After decades spent on both major and independent labels, Tritt took a turn with Category 5 Records in 2006. Though the label issued The Storm in 2007, it was a tumultuous time that ended when the owner went to jail for using ill-gotten funding for the company. A lengthy legal battle ensued, after which Tritt recovered the album’s masters and re-released them in 2013 asThe Calm After . . . on his own Post Oak Records.
With production by American Idol’s Randy Jackson, The Calm After . . . finds Tritt’s Crouch and Allman influences very much alive and well, though there’s not a lot of Jennings to be found in the slick, bluesy set. Although Tritt has said that he feels he is singing better than ever, his vocal performances on the project feel more forced, more contrived even, than on records past. The redux album also features a reworking of the Patty Smyth/Don Henley duet “Sometimes Love Just Ain’t Enough,” performed by Tritt and his 15-year-old daughter, Tyler Reese Tritt. The kid sure can sing, but it is strange to hear a love song performed by a father-daughter duo.
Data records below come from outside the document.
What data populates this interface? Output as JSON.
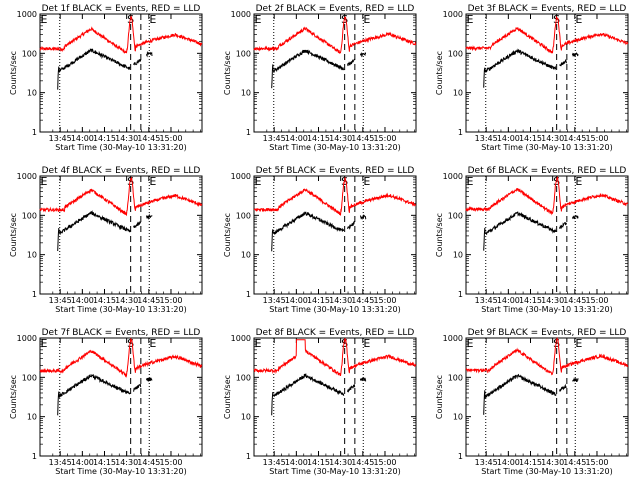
{
  "figure": {
    "background": "#ffffff",
    "events_color": "#000000",
    "lld_color": "#ff0000",
    "note": ""
  },
  "chart_data": [
    {
      "type": "line",
      "title": "Det 1f BLACK = Events, RED = LLD",
      "xlabel": "Start Time (30-May-10 13:31:20)",
      "ylabel": "Counts/sec",
      "yscale": "log",
      "ylim": [
        1,
        1000
      ],
      "xticks": [
        "13:45",
        "14:00",
        "14:15",
        "14:30",
        "14:45",
        "15:00"
      ],
      "yticks": [
        "1",
        "10",
        "100",
        "1000"
      ],
      "markers": {
        "S": "S",
        "E": "E"
      },
      "series": [
        {
          "name": "BLACK = Events",
          "color": "#000000"
        },
        {
          "name": "RED = LLD",
          "color": "#ff0000"
        }
      ]
    },
    {
      "type": "line",
      "title": "Det 2f BLACK = Events, RED = LLD",
      "xlabel": "Start Time (30-May-10 13:31:20)",
      "ylabel": "Counts/sec",
      "yscale": "log",
      "ylim": [
        1,
        1000
      ],
      "xticks": [
        "13:45",
        "14:00",
        "14:15",
        "14:30",
        "14:45",
        "15:00"
      ],
      "yticks": [
        "1",
        "10",
        "100",
        "1000"
      ],
      "markers": {
        "S": "S",
        "E": "E"
      },
      "series": [
        {
          "name": "BLACK = Events",
          "color": "#000000"
        },
        {
          "name": "RED = LLD",
          "color": "#ff0000"
        }
      ]
    },
    {
      "type": "line",
      "title": "Det 3f BLACK = Events, RED = LLD",
      "xlabel": "Start Time (30-May-10 13:31:20)",
      "ylabel": "Counts/sec",
      "yscale": "log",
      "ylim": [
        1,
        1000
      ],
      "xticks": [
        "13:45",
        "14:00",
        "14:15",
        "14:30",
        "14:45",
        "15:00"
      ],
      "yticks": [
        "1",
        "10",
        "100",
        "1000"
      ],
      "markers": {
        "S": "S",
        "E": "E"
      },
      "series": [
        {
          "name": "BLACK = Events",
          "color": "#000000"
        },
        {
          "name": "RED = LLD",
          "color": "#ff0000"
        }
      ]
    },
    {
      "type": "line",
      "title": "Det 4f BLACK = Events, RED = LLD",
      "xlabel": "Start Time (30-May-10 13:31:20)",
      "ylabel": "Counts/sec",
      "yscale": "log",
      "ylim": [
        1,
        1000
      ],
      "xticks": [
        "13:45",
        "14:00",
        "14:15",
        "14:30",
        "14:45",
        "15:00"
      ],
      "yticks": [
        "1",
        "10",
        "100",
        "1000"
      ],
      "markers": {
        "S": "S",
        "E": "E"
      },
      "series": [
        {
          "name": "BLACK = Events",
          "color": "#000000"
        },
        {
          "name": "RED = LLD",
          "color": "#ff0000"
        }
      ]
    },
    {
      "type": "line",
      "title": "Det 5f BLACK = Events, RED = LLD",
      "xlabel": "Start Time (30-May-10 13:31:20)",
      "ylabel": "Counts/sec",
      "yscale": "log",
      "ylim": [
        1,
        1000
      ],
      "xticks": [
        "13:45",
        "14:00",
        "14:15",
        "14:30",
        "14:45",
        "15:00"
      ],
      "yticks": [
        "1",
        "10",
        "100",
        "1000"
      ],
      "markers": {
        "S": "S",
        "E": "E"
      },
      "series": [
        {
          "name": "BLACK = Events",
          "color": "#000000"
        },
        {
          "name": "RED = LLD",
          "color": "#ff0000"
        }
      ]
    },
    {
      "type": "line",
      "title": "Det 6f BLACK = Events, RED = LLD",
      "xlabel": "Start Time (30-May-10 13:31:20)",
      "ylabel": "Counts/sec",
      "yscale": "log",
      "ylim": [
        1,
        1000
      ],
      "xticks": [
        "13:45",
        "14:00",
        "14:15",
        "14:30",
        "14:45",
        "15:00"
      ],
      "yticks": [
        "1",
        "10",
        "100",
        "1000"
      ],
      "markers": {
        "S": "S",
        "E": "E"
      },
      "series": [
        {
          "name": "BLACK = Events",
          "color": "#000000"
        },
        {
          "name": "RED = LLD",
          "color": "#ff0000"
        }
      ]
    },
    {
      "type": "line",
      "title": "Det 7f BLACK = Events, RED = LLD",
      "xlabel": "Start Time (30-May-10 13:31:20)",
      "ylabel": "Counts/sec",
      "yscale": "log",
      "ylim": [
        1,
        1000
      ],
      "xticks": [
        "13:45",
        "14:00",
        "14:15",
        "14:30",
        "14:45",
        "15:00"
      ],
      "yticks": [
        "1",
        "10",
        "100",
        "1000"
      ],
      "markers": {
        "S": "S",
        "E": "E"
      },
      "series": [
        {
          "name": "BLACK = Events",
          "color": "#000000"
        },
        {
          "name": "RED = LLD",
          "color": "#ff0000"
        }
      ]
    },
    {
      "type": "line",
      "title": "Det 8f BLACK = Events, RED = LLD",
      "xlabel": "Start Time (30-May-10 13:31:20)",
      "ylabel": "Counts/sec",
      "yscale": "log",
      "ylim": [
        1,
        1000
      ],
      "xticks": [
        "13:45",
        "14:00",
        "14:15",
        "14:30",
        "14:45",
        "15:00"
      ],
      "yticks": [
        "1",
        "10",
        "100",
        "1000"
      ],
      "markers": {
        "S": "S",
        "E": "E"
      },
      "series": [
        {
          "name": "BLACK = Events",
          "color": "#000000"
        },
        {
          "name": "RED = LLD",
          "color": "#ff0000"
        }
      ]
    },
    {
      "type": "line",
      "title": "Det 9f BLACK = Events, RED = LLD",
      "xlabel": "Start Time (30-May-10 13:31:20)",
      "ylabel": "Counts/sec",
      "yscale": "log",
      "ylim": [
        1,
        1000
      ],
      "xticks": [
        "13:45",
        "14:00",
        "14:15",
        "14:30",
        "14:45",
        "15:00"
      ],
      "yticks": [
        "1",
        "10",
        "100",
        "1000"
      ],
      "markers": {
        "S": "S",
        "E": "E"
      },
      "series": [
        {
          "name": "BLACK = Events",
          "color": "#000000"
        },
        {
          "name": "RED = LLD",
          "color": "#ff0000"
        }
      ]
    }
  ]
}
Even at 51, Tritt is just as much of a road dog as he ever was. Over the course of the past few years, he’s done a lot of dates, some with one of his other go-to collaborators — country legend Marty Stuart. The other performances have alternated between full band and solo acoustic. For his current run, which ends on January 29 at the Fred Kavli Theatre in Thousand Oaks, Tritt is opting for the latter. That sparse setting should allow Tritt’s guitar playing and song selections to really shine and, hopefully, give his true voice room to breathe.